Robert Estivill
Robert Estivill

Reputation: 12477

Flutter Web: How to get XMLHttpRequest error details?

I'm working on a Flutter web application and I'm having problems handling low level errors properly.

The application uses graphql-flutter, and it seems that any error is wrapped in a library OperationException.

enter image description here

If you look closely, the exception contains a LinkException, that itself contains a originalException and that is a XMLHttpRequest error. No more information is provided here.

Looking at the same from the browser development tools, you can see it's an ERR_CONNECTION_REFUSED because I purposely configured an incorrect URL to trigger this error.

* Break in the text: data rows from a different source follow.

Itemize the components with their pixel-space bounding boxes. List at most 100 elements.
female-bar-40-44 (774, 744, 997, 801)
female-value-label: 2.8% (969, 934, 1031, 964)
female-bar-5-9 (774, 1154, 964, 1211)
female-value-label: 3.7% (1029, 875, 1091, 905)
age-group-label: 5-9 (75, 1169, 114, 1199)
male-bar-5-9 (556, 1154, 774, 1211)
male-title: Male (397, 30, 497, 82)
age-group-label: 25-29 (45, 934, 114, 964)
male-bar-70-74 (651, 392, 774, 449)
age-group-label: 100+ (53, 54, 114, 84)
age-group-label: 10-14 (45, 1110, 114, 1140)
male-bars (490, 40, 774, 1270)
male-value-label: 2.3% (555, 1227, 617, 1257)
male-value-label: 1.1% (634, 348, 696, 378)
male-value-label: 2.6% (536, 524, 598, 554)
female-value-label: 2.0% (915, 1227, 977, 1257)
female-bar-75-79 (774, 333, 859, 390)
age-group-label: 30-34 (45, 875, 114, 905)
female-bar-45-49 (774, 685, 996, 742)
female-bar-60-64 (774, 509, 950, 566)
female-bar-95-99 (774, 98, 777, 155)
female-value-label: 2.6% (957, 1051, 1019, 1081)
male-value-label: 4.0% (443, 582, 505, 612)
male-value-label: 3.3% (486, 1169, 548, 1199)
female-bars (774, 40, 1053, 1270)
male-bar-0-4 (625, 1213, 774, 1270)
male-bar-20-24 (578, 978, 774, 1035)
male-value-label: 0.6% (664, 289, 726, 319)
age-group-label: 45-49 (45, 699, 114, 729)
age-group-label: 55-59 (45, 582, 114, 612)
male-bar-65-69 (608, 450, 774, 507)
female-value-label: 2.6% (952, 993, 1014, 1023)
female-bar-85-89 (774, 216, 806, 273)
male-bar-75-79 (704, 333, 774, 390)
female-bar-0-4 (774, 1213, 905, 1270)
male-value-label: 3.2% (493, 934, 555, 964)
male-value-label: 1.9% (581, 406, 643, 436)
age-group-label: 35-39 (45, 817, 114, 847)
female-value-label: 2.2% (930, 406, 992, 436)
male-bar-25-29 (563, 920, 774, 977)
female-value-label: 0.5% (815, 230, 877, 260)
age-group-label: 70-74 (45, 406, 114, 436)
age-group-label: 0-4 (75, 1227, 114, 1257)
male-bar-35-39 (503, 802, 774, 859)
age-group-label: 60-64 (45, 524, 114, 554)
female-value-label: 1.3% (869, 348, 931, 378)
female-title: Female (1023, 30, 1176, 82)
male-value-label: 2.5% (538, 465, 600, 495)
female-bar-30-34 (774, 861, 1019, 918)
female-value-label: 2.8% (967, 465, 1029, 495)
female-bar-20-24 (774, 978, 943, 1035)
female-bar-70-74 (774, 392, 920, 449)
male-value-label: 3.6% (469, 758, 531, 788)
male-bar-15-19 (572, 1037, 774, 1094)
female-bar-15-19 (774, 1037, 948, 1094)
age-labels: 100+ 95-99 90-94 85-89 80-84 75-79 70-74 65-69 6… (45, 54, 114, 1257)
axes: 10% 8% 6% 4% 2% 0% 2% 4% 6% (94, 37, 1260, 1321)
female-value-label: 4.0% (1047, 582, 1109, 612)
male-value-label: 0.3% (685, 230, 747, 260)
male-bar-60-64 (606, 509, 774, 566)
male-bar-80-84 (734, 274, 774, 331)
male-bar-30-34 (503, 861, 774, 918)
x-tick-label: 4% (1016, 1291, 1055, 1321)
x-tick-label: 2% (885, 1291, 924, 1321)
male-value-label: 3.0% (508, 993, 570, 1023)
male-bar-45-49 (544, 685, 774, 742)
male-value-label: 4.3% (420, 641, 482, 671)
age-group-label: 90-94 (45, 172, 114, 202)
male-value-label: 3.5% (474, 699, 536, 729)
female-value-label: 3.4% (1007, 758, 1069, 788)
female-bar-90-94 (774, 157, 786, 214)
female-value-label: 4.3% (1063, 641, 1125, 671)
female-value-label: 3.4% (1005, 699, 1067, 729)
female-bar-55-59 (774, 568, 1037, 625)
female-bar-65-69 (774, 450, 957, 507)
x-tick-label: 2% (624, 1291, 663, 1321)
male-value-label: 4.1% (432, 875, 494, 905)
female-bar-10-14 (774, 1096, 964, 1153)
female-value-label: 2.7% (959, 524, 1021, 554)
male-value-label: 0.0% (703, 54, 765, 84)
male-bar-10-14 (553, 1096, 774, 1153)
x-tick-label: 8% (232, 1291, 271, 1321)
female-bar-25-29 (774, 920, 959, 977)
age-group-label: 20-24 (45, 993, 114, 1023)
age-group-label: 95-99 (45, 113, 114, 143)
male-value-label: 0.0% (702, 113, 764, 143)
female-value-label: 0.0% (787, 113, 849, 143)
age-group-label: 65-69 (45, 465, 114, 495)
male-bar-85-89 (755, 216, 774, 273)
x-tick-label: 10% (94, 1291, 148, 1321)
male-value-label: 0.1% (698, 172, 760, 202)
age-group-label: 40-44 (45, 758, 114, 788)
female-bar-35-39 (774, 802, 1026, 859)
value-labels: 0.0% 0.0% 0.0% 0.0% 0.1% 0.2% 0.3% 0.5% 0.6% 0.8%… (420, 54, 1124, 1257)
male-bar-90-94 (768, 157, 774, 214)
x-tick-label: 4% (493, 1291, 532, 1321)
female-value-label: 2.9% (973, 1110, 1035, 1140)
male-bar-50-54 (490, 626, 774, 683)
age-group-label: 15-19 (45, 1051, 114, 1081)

enter image description here

Ideally, I should be able to discriminate and handle connection exceptions, from http errors, from graphql errors in different ways.

To some extent, I was able to at least handle some http status codes for authentication purposes by inspecting the exception

bool isGraphqlResultUnauthorized(QueryResult result) {
  if (result.hasException) {
    if (result.exception?.linkException is HttpLinkParserException) {
      final httpException =
          result.exception?.linkException as HttpLinkParserException;
      if (httpException.response.statusCode == 401) {
        return true;
      }
    }
  }
  return false;
}

All this being said, I'm stuck catching low level errors like timeouts, unknown hosts, connections refuses, etc, and have failed to find a way to retrieve more meaningful information about what's the real cause of the exception.

I would appreciate any tips on how to retrieve this information, as I don't seem to see a way to do it at the moment.

Thank you everyone

Upvotes: 1

Views: 250

Answers (2)

Heitor
Heitor

Reputation: 612

This is a CORS issue. Take a look at this

For local development, you can disable security (note that this is not a recommended solution for production):

flutter run --web-browser-flag "--disable-web-security"

Upvotes: 0

Randal Schwartz
Randal Schwartz

Reputation: 44056

Sadly, XHR was set up merely to provide a limited way for a browser to have "dynamic refresh". I'm amazed at how much we've repurposed it to create full webapps, but we're still out there beyond the original specifications.

That's not really an answer. Fixing many of the problems we have with Flutter web apps acting as a client themselves (like CORS) will require a shift in the powers we give browsers, but that will also lead to more attack vectors for bad actors.